En conclusion, nous sommes tous d’accord pour dire que d’importants travaux supplémentaires sont nécessaires pour faire un bilan des exemples de réussite de restauration des paysages forestiers, pour développer la communication, la promotion et la vulgarisation, et pour appuyer la mise en œuvre de stratégies exhaustives et de plans concrets pour amorcer une large adoption des pratiques de RPF. L’initiative AFR100 va contribuer à accélérer la restauration dans le but d’améliorer la sécurité alimentaire, d’accroître la résilience/l’adaptation au changement climatique et d’atténuer ses effets, de soutenir la conservation de la biodiversité et de lutter contre la sécheresse, la désertification et la pauvreté en milieu rural.

L’Initiative Grande muraille verte

Le Sahel est une région où la dynamique humaine et environnementale est très sensible.
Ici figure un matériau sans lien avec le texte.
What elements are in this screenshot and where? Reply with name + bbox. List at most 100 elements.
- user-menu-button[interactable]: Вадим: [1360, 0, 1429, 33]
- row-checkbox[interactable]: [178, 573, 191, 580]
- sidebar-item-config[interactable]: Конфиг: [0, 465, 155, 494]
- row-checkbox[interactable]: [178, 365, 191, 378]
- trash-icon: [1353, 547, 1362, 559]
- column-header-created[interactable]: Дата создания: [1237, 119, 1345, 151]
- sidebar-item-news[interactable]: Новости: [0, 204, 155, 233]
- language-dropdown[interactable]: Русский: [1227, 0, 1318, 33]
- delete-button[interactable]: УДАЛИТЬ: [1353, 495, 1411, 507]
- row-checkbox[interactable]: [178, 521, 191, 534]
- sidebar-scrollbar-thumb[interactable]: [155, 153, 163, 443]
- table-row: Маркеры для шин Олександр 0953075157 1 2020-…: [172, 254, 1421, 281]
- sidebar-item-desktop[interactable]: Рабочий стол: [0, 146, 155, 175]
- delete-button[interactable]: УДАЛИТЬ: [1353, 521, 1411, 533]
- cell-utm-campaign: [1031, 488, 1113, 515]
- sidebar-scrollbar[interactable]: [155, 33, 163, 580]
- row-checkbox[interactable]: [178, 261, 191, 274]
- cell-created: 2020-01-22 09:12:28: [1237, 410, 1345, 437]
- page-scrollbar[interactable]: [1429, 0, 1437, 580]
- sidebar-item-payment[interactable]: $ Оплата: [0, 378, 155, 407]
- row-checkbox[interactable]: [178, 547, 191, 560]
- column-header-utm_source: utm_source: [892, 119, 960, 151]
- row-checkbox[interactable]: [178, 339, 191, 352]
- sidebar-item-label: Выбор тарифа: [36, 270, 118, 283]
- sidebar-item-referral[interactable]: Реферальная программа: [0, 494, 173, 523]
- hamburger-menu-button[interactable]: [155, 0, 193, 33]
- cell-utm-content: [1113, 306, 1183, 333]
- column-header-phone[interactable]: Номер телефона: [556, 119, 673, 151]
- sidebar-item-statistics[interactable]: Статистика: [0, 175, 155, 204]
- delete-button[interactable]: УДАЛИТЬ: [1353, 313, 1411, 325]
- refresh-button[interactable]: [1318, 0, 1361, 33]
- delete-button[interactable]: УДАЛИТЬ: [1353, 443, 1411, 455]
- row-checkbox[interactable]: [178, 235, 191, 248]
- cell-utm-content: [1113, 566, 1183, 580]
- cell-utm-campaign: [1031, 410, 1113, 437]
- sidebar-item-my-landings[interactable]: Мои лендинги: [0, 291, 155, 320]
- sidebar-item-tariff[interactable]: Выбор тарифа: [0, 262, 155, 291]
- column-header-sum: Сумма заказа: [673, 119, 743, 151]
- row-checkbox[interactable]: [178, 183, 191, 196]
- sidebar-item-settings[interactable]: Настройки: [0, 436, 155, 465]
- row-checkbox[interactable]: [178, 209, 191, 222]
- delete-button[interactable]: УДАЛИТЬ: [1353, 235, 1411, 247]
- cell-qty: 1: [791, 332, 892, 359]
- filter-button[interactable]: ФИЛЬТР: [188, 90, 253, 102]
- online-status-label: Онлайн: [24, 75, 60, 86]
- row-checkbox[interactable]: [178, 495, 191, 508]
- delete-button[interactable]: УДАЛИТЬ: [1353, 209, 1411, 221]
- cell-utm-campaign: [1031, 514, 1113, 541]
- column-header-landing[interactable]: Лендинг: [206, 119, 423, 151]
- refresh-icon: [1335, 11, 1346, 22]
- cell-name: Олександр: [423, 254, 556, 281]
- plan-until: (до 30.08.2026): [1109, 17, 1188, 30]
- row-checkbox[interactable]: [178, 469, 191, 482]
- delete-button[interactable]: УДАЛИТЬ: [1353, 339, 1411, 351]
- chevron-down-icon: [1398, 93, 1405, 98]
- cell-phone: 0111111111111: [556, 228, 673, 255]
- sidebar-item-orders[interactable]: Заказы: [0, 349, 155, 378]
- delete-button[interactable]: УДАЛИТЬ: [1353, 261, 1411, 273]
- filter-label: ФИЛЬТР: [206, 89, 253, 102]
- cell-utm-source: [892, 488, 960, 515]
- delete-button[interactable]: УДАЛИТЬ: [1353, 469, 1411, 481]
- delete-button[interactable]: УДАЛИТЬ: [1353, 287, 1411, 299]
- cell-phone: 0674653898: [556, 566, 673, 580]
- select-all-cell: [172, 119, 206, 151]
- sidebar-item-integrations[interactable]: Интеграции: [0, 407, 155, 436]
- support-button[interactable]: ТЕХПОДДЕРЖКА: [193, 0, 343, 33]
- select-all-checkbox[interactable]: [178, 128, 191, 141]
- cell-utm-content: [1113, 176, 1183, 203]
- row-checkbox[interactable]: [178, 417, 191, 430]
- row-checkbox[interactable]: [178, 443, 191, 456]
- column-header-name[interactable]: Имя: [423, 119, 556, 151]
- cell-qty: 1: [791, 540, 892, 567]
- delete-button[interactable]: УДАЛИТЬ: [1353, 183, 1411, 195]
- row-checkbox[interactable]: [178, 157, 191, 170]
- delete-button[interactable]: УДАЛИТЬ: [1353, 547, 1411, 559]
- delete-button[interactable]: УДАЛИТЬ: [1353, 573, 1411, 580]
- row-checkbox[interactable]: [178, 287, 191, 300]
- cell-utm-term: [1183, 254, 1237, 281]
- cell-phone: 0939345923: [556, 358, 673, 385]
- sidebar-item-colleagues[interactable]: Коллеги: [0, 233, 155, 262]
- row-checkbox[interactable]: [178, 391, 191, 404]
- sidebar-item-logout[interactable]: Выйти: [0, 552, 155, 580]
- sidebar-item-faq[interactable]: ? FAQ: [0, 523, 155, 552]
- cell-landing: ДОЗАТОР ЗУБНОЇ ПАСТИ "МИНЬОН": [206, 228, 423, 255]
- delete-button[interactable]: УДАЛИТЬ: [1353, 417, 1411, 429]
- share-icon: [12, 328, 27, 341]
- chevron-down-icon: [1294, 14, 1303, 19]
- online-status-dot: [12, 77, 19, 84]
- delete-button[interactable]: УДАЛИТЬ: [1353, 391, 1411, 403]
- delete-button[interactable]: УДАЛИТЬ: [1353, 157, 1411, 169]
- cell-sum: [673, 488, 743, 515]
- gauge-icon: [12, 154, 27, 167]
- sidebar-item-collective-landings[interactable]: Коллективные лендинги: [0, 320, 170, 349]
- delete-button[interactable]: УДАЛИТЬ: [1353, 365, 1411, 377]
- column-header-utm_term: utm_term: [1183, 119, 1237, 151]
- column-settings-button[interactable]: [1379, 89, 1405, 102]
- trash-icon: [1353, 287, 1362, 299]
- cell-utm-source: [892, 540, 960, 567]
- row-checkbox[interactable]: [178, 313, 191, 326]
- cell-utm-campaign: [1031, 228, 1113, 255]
C’est un de ces écosystèmes extrêmement fragiles dans lesquels les signaux du changement climatique ont été les plus apparents. Cette région a connu des périodes de sécheresses majeures et le manque de pluie constitue une crise permanente pour le Sahel. La région souffre d’une pauvreté multidimensionnelle et connaît parallèlement une croissance démographique régulière qui se poursuivra dans le siècle prochain.

La communauté sahélienne dépend fortement des ressources naturelles pour sa production agricole et/ou son élevage de bétail qui sont ses principaux moyens de subsistance. Toutefois, l’agriculture est essentiellement une agriculture pluviale, ce qui rend la production incertaine compte tenu de la faible pluviosité de la région. L’accroissement de la demande de ressources naturelles entraîne une dégradation continue des terres du Sahel.

Pour réagir à cette situation critique, l’Union africaine a lancé l’initiative Grande muraille verte (IGMV) pour le Sahel et le Sahara en 2007. Cette initiative africaine a pour objectif de restaurer les paysages dégradés de l’Afrique en plantant une muraille d’arbres et de végétaux de 8 000 kilomètres de long à travers tout le Sahel, de la côte atlantique du Sénégal à la côte est de Djibouti. Cette initiative vise à réduire la désertification et à transformer des millions de vies dans une des régions les plus pauvres du monde.

Actuellement, environ 1 000 kilomètres ont été plantés d’arbres et de végétaux et assurent la sécurité alimentaire, offrent des emplois et constituent une raison de rester aux millions de personnes vivant le long de cet axe forestier.

Mamadou Moussa Diakhité, Petra Lahann, Diana Mawoko, Teko Nhlapo et Camilla Shiluva Holeni travaillent tous pour le Secrétariat de l’agence AUDA-NEPAD/AFR100.